Saturday, 28 February 2009

Dear Diary, Another difficult week for me. Getting tired of travelling to America to see that Obama bloke, every time he calls it's 'yes, sir, on the plane now, sir', never realised how annoying it is to be an American President's shoe shiner. And the lucky eejit actually has some power over there! I've turned into some sort of Richard and Judy Show agony uncle here, appearing on TV every day to 'reassure' the public about the latest government cockups. And putting on that slimy, grotesque smile, and talking like an English public school boy ... I'm seriously thinking of quitting.

As for that Etonian Cameron git, he's actually more popular than me! Diary, I tells you, when I'm a Scot with an English name and he's an English with a Scottish name it's maybe time to do the sensible thing, and all go and become MEPs, at least they run Britain. We just shout 'hear,hear!', and become more and more ridiculous every week.

If we actually told the truth it would be 'Mr Speaker, can I just say that Britain is now an American colony, and as such will do whatever America tells it to do? No wonder Scotland is heading for independence.' Oops, I'm Scottish, but they don't want me which is why I'm trying to sound English.

Yesterday, Diary, all my troubles seemed so far away. The media loved me - because my name wasn't Tony Blair - and how the country laughed at that insipid, grovelling ham actor, doing what America said, and how the media portayed me as a sensible tough Chancellor, with a firm grip on economics and reality. And now I'm the insipid, grovelling actor, doing whatever America says, while Alastair Darling is the Chancellor ...

I'm dreading the election, Diary, I know that I'm the worst Labour leader in history, and Blair was the worst one before me, lucky Cameron is so bad he's not even a Tory - it's our job to be Tories! And you know what? I met a certain James Maxton last week, on one of my rare visits to Scotchland, and he said the nicest thing to me since Barack Obama said 'Who are you?' He said 'Broon, it's the likes of you that destroyed socialism, you're a disgrace to the Labour movement and to Scotland', which was rather good of him, made me feel so - unelectable. Well, there's more to life than elections, which is why I got married two weeks before being elected Labour leader, just in case.
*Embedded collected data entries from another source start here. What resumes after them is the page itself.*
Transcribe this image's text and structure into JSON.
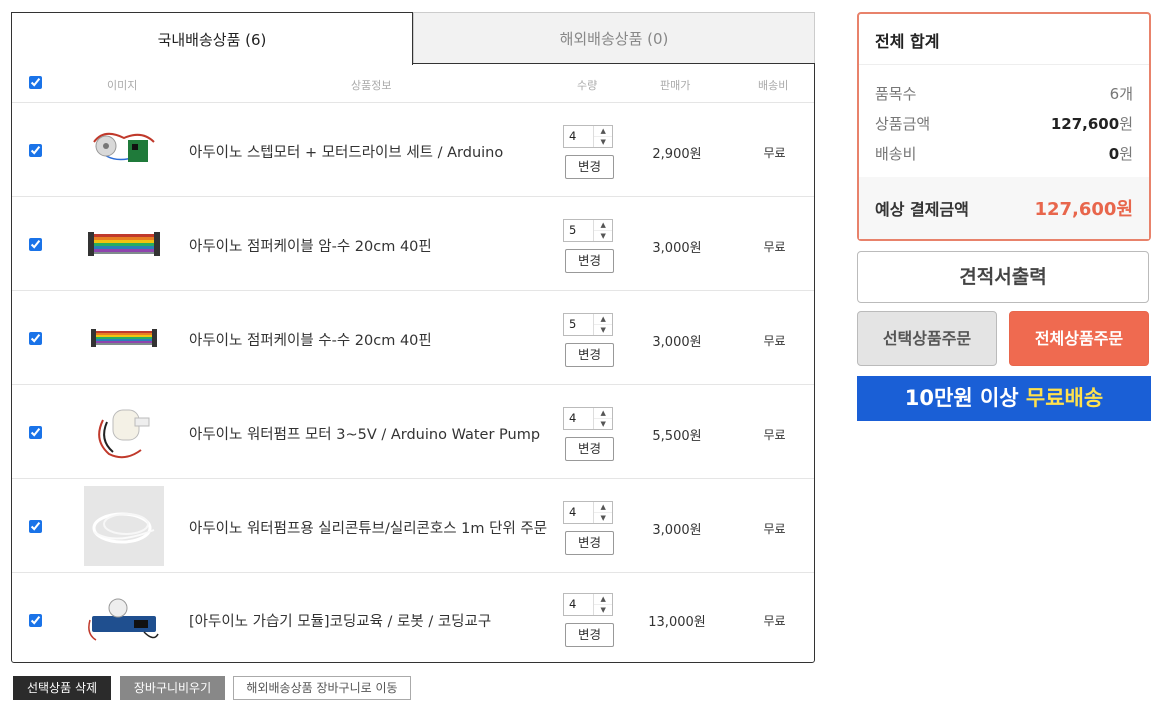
{
  "tabs": {
    "domestic": "국내배송상품 (6)",
    "overseas": "해외배송상품 (0)"
  },
  "table": {
    "headers": {
      "image": "이미지",
      "info": "상품정보",
      "qty": "수량",
      "price": "판매가",
      "shipping": "배송비"
    },
    "change_label": "변경",
    "rows": [
      {
        "name": "아두이노 스텝모터 + 모터드라이브 세트 / Arduino",
        "qty": "4",
        "price": "2,900원",
        "shipping": "무료",
        "thumb_icon": "stepper-motor-icon"
      },
      {
        "name": "아두이노 점퍼케이블 암-수 20cm 40핀",
        "qty": "5",
        "price": "3,000원",
        "shipping": "무료",
        "thumb_icon": "jumper-cable-icon"
      },
      {
        "name": "아두이노 점퍼케이블 수-수 20cm 40핀",
        "qty": "5",
        "price": "3,000원",
        "shipping": "무료",
        "thumb_icon": "jumper-cable-icon"
      },
      {
        "name": "아두이노 워터펌프 모터 3~5V / Arduino Water Pump",
        "qty": "4",
        "price": "5,500원",
        "shipping": "무료",
        "thumb_icon": "water-pump-icon"
      },
      {
        "name": "아두이노 워터펌프용 실리콘튜브/실리콘호스 1m 단위 주문",
        "qty": "4",
        "price": "3,000원",
        "shipping": "무료",
        "thumb_icon": "silicone-tube-icon"
      },
      {
        "name": "[아두이노 가습기 모듈]코딩교육 / 로봇 / 코딩교구",
        "qty": "4",
        "price": "13,000원",
        "shipping": "무료",
        "thumb_icon": "humidifier-module-icon"
      }
    ]
  },
  "actions": {
    "delete_selected": "선택상품 삭제",
    "empty_cart": "장바구니비우기",
    "move_overseas": "해외배송상품 장바구니로 이동"
  },
  "summary": {
    "title": "전체 합계",
    "item_count_label": "품목수",
    "item_count_value": "6개",
    "product_amount_label": "상품금액",
    "product_amount_value": "127,600",
    "product_amount_unit": "원",
    "shipping_label": "배송비",
    "shipping_value": "0",
    "shipping_unit": "원",
    "total_label": "예상 결제금액",
    "total_value": "127,600원"
  },
  "buttons": {
    "quote": "견적서출력",
    "order_selected": "선택상품주문",
    "order_all": "전체상품주문"
  },
  "banner": {
    "prefix": "10만원 이상 ",
    "highlight": "무료배송"
  },
  "colors": {
    "accent": "#ef6a50",
    "banner_bg": "#1a5fd6",
    "banner_highlight": "#ffe14d"
  }
}
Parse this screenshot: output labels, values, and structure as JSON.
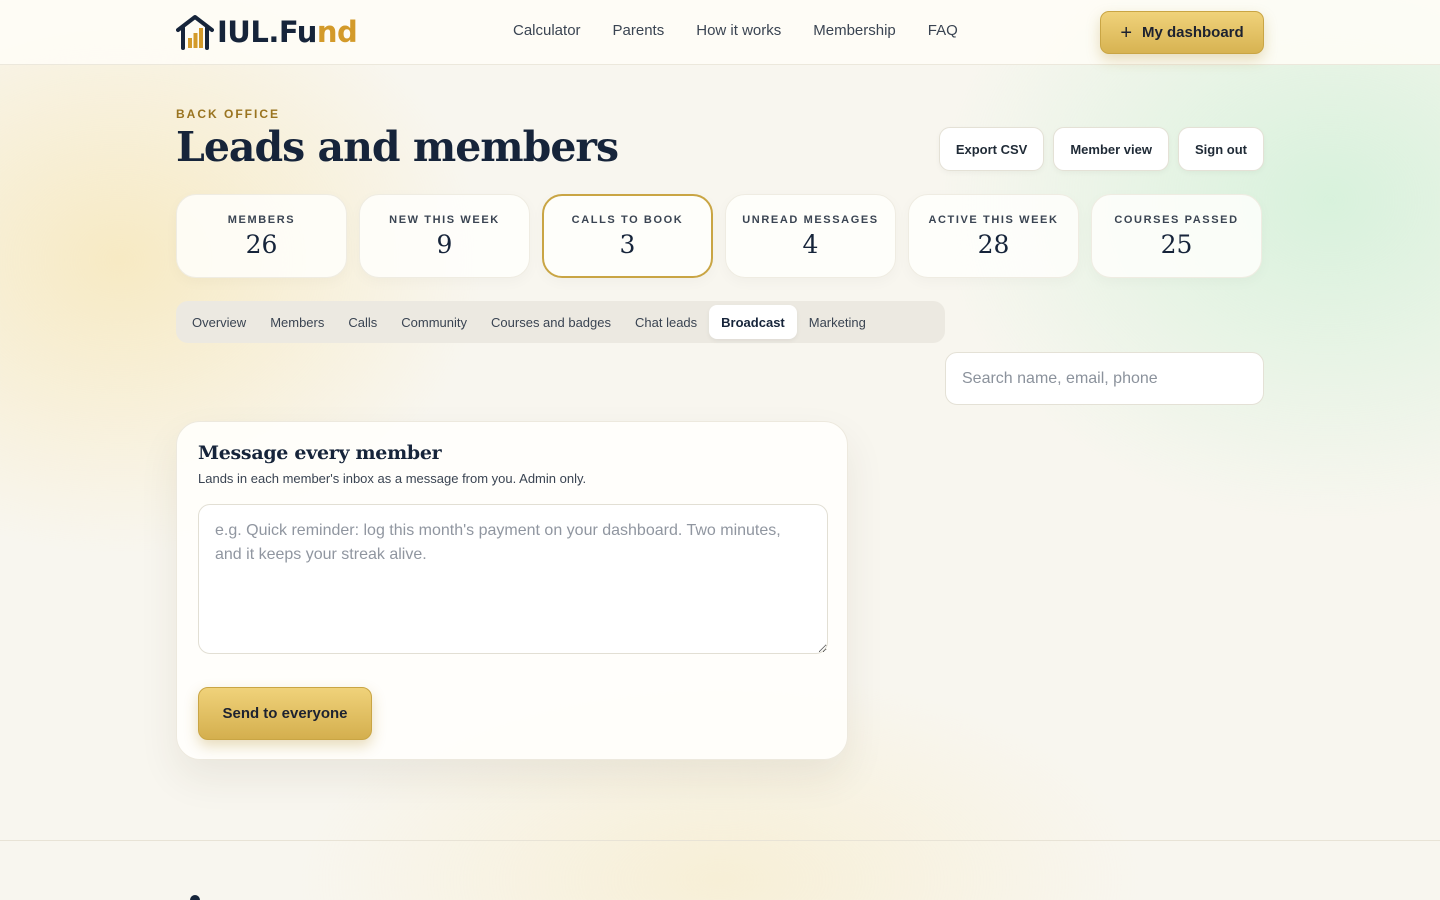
{
  "brand": {
    "name_main": "IUL.Fu",
    "name_accent": "nd",
    "logo_icon": "house-chart-icon"
  },
  "nav": {
    "items": [
      "Calculator",
      "Parents",
      "How it works",
      "Membership",
      "FAQ"
    ]
  },
  "header": {
    "dashboard_label": "My dashboard",
    "dashboard_icon": "plus-icon"
  },
  "page": {
    "eyebrow": "BACK OFFICE",
    "title": "Leads and members"
  },
  "actions": [
    "Export CSV",
    "Member view",
    "Sign out"
  ],
  "stats": [
    {
      "label": "MEMBERS",
      "value": "26"
    },
    {
      "label": "NEW THIS WEEK",
      "value": "9"
    },
    {
      "label": "CALLS TO BOOK",
      "value": "3",
      "highlighted": true
    },
    {
      "label": "UNREAD MESSAGES",
      "value": "4"
    },
    {
      "label": "ACTIVE THIS WEEK",
      "value": "28"
    },
    {
      "label": "COURSES PASSED",
      "value": "25"
    }
  ],
  "tabs": {
    "items": [
      "Overview",
      "Members",
      "Calls",
      "Community",
      "Courses and badges",
      "Chat leads",
      "Broadcast",
      "Marketing"
    ],
    "active": "Broadcast"
  },
  "search": {
    "placeholder": "Search name, email, phone",
    "value": ""
  },
  "broadcast": {
    "title": "Message every member",
    "subtitle": "Lands in each member's inbox as a message from you. Admin only.",
    "placeholder": "e.g. Quick reminder: log this month's payment on your dashboard. Two minutes, and it keeps your streak alive.",
    "value": "",
    "send_label": "Send to everyone"
  },
  "colors": {
    "accent_gold": "#d7b352",
    "navy": "#16243a",
    "logo_accent": "#d39a2a"
  }
}
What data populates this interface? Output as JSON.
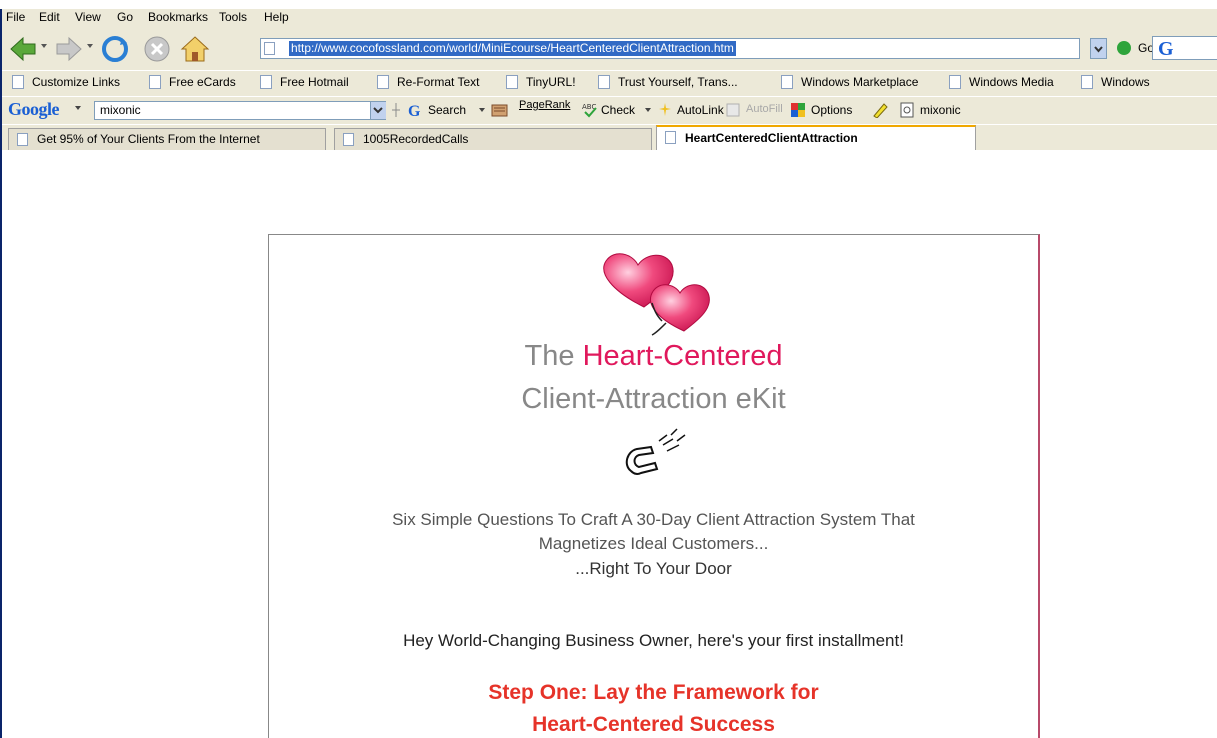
{
  "browser": {
    "menu": [
      "File",
      "Edit",
      "View",
      "Go",
      "Bookmarks",
      "Tools",
      "Help"
    ],
    "url": "http://www.cocofossland.com/world/MiniEcourse/HeartCenteredClientAttraction.htm",
    "go_label": "Go",
    "bookmarks": [
      "Customize Links",
      "Free eCards",
      "Free Hotmail",
      "Re-Format Text",
      "TinyURL!",
      "Trust Yourself, Trans...",
      "Windows Marketplace",
      "Windows Media",
      "Windows"
    ],
    "google_toolbar": {
      "logo": "Google",
      "query": "mixonic",
      "search_label": "Search",
      "pagerank_label": "PageRank",
      "check_label": "Check",
      "autolink_label": "AutoLink",
      "autofill_label": "AutoFill",
      "options_label": "Options",
      "highlight_term": "mixonic"
    },
    "tabs": [
      "Get 95% of Your Clients From the Internet",
      "1005RecordedCalls",
      "HeartCenteredClientAttraction"
    ],
    "active_tab_index": 2
  },
  "page": {
    "title_prefix": "The ",
    "title_highlight": "Heart-Centered",
    "title_line2": "Client-Attraction eKit",
    "subtitle_lines": [
      "Six Simple Questions To Craft A 30-Day Client Attraction System That",
      "Magnetizes Ideal Customers...",
      "...Right To Your Door"
    ],
    "greeting": "Hey World-Changing Business Owner, here's your first installment!",
    "step_lines": [
      "Step One:  Lay the Framework for",
      "Heart-Centered Success"
    ]
  },
  "colors": {
    "accent_pink": "#e0185c",
    "step_red": "#e63329",
    "title_gray": "#888888",
    "chrome_bg": "#ece9d8",
    "selection_blue": "#316ac5"
  }
}
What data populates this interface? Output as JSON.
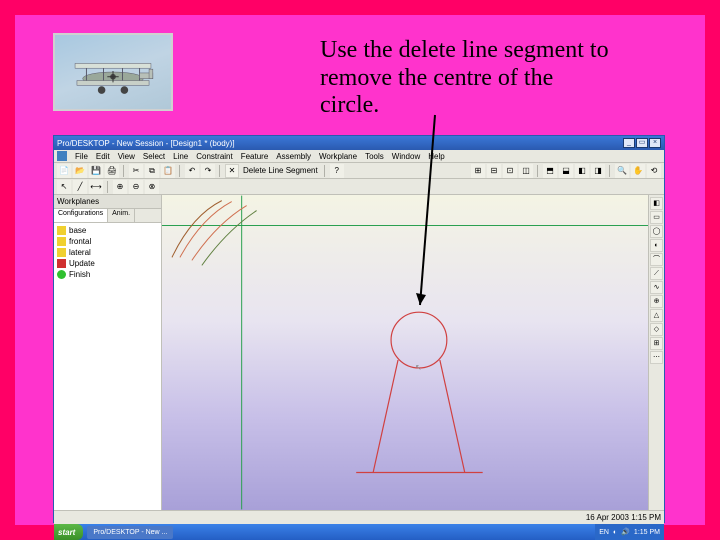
{
  "instruction_text": "Use the delete line segment to remove the centre of the circle.",
  "app": {
    "title": "Pro/DESKTOP - New Session - [Design1 * (body)]",
    "menus": [
      "File",
      "Edit",
      "View",
      "Select",
      "Line",
      "Constraint",
      "Feature",
      "Assembly",
      "Workplane",
      "Tools",
      "Window",
      "Help"
    ],
    "tool_label": "Delete Line Segment",
    "left_pane": {
      "header": "Workplanes",
      "tabs": [
        "Configurations",
        "Anim."
      ],
      "tree": [
        {
          "icon": "yellow",
          "label": "base"
        },
        {
          "icon": "yellow",
          "label": "frontal"
        },
        {
          "icon": "yellow",
          "label": "lateral"
        },
        {
          "icon": "red",
          "label": "Update"
        },
        {
          "icon": "green",
          "label": "Finish"
        }
      ]
    },
    "right_tools": [
      "◧",
      "▭",
      "◯",
      "◐",
      "⌒",
      "⟋",
      "∿",
      "⊕",
      "△",
      "◇",
      "⊞",
      "⋯"
    ],
    "status_right": "16 Apr 2003  1:15 PM"
  },
  "taskbar": {
    "start": "start",
    "items": [
      "Pro/DESKTOP - New ..."
    ],
    "tray_lang": "EN",
    "tray_time": "1:15 PM"
  }
}
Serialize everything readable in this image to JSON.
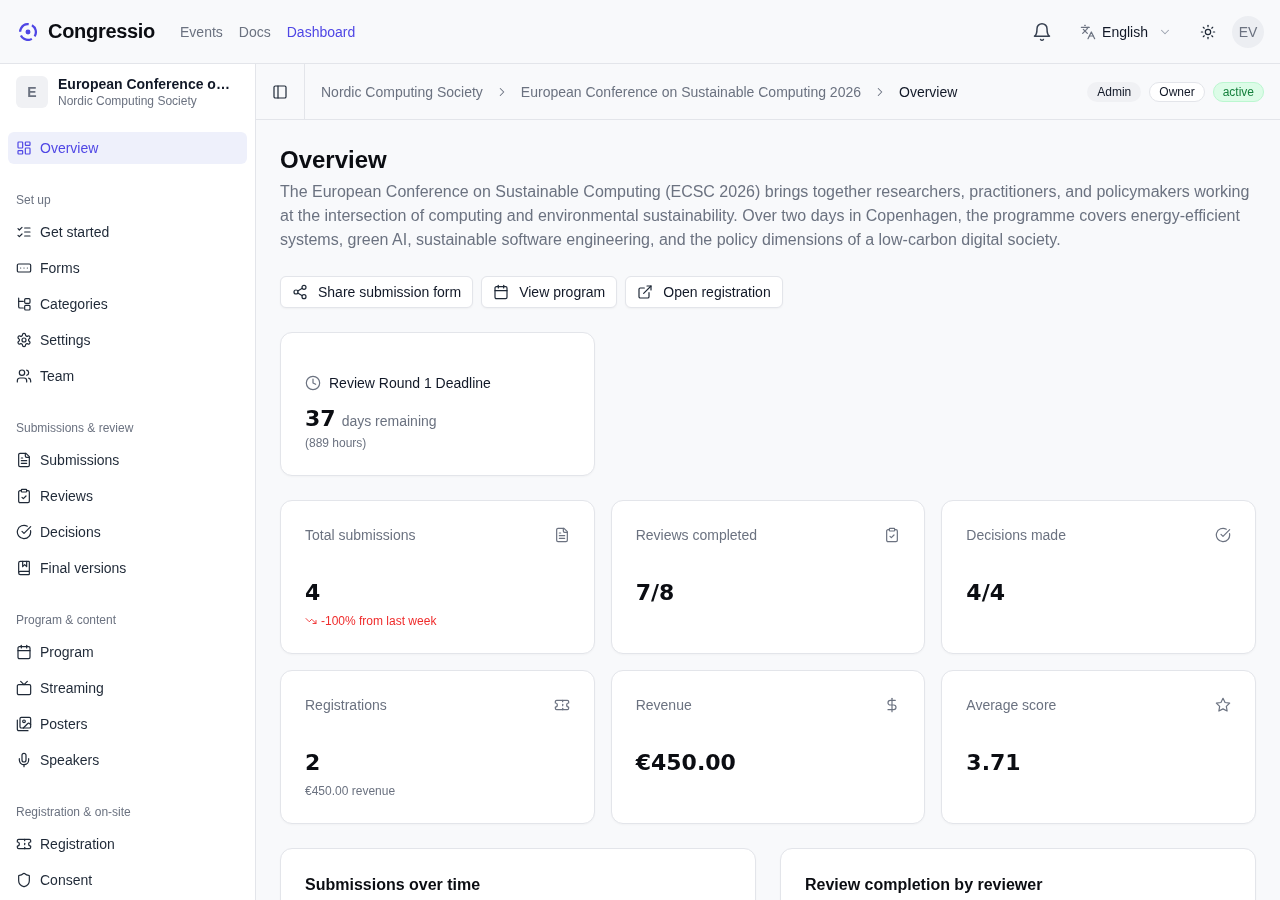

The Labour Party is now the Conservative Party, the Conservative Party is now the Liberal Party, and the Liberal Party is still a lot of harmless perverts to make up the numbers. Beginning to wish I was in Edinburgh and in the SNP, every day the Scottish Government gets more and more powerful, and every day I get more and more ridiculous. Oh well ...

Better sign off now, Diary, I have to go and shout 'Hear, hear!' a few times, and sign a £480 million grant for a Lanarkshire public toilet, all paid for by London. It doesn't get much better than this!